Transient thermal stress distribution in a circular pipe heated externally with a periodically moving heat source

This study presents the effects of periodically moving heat source on a circular steel pipe heated partly from its outer surface under stagnant ambient conditions. While the pipe is heated with this heat source applied on a certain section having a thickness of heat flux, the water flows through it to transfer heat. It is assumed that the flow is a fully-developed laminar flow. The heat source moves along from one end of the outer to the other end with a constant speed and then returns to the first end with the same speed. It is assumed that the heat transfer rate has a constant value, and that the thermo-physical properties of the steel do not change with temperature (elastic analysis). The numerical calculations have been performed individually for a wide range of thermal conductivity of steel and for different thicknesses of heat flux. The moving heat source produces the non-uniform temperature gradient and the non-uniform effective thermal stress, and when it arrives at the ends of the pipe, the temperature and effective thermal stress ratio profiles rise more excessively.

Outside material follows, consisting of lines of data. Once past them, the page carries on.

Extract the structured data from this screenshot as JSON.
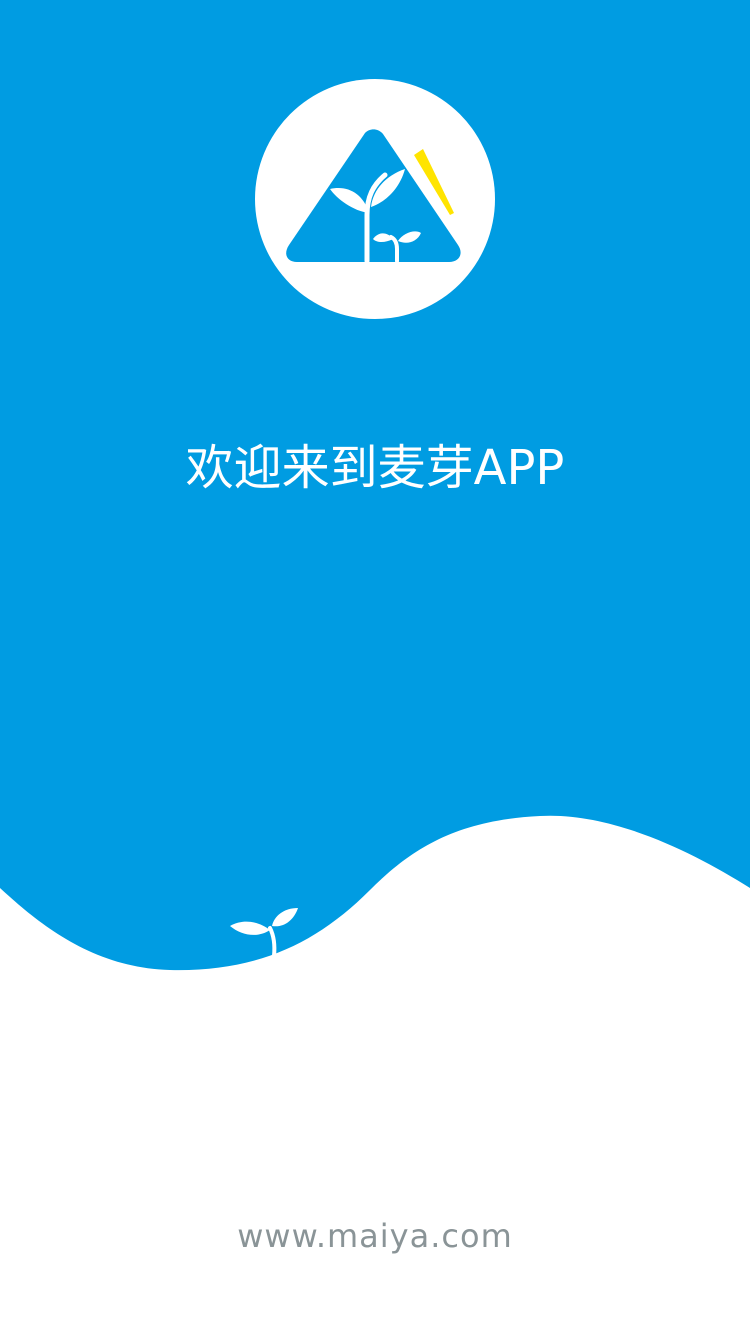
{
  "theme": {
    "primary_color": "#009CE2",
    "background_color": "#FFFFFF",
    "accent_color": "#FFE400",
    "url_text_color": "#8A9497"
  },
  "logo": {
    "icon": "sprout-mountain-logo-icon"
  },
  "welcome": {
    "title": "欢迎来到麦芽APP"
  },
  "decoration": {
    "icon": "sprout-icon"
  },
  "footer": {
    "website": "www.maiya.com"
  }
}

The tangential component is more dominant in the effective thermal stress than the radial component.

► Moving heat source produces non-uniform temperature gradients and thermal stresses.
► When moving heat source arrives at ends of pipe, temperature gradients rise excessively.
► With increasing of heat flux thickness and thermal conductivity, the temperature gradients reduce.
►  Temperature gradients in thermal boundary layers slightly increase.
► Tangential component is more dominant in thermal stress than radial component.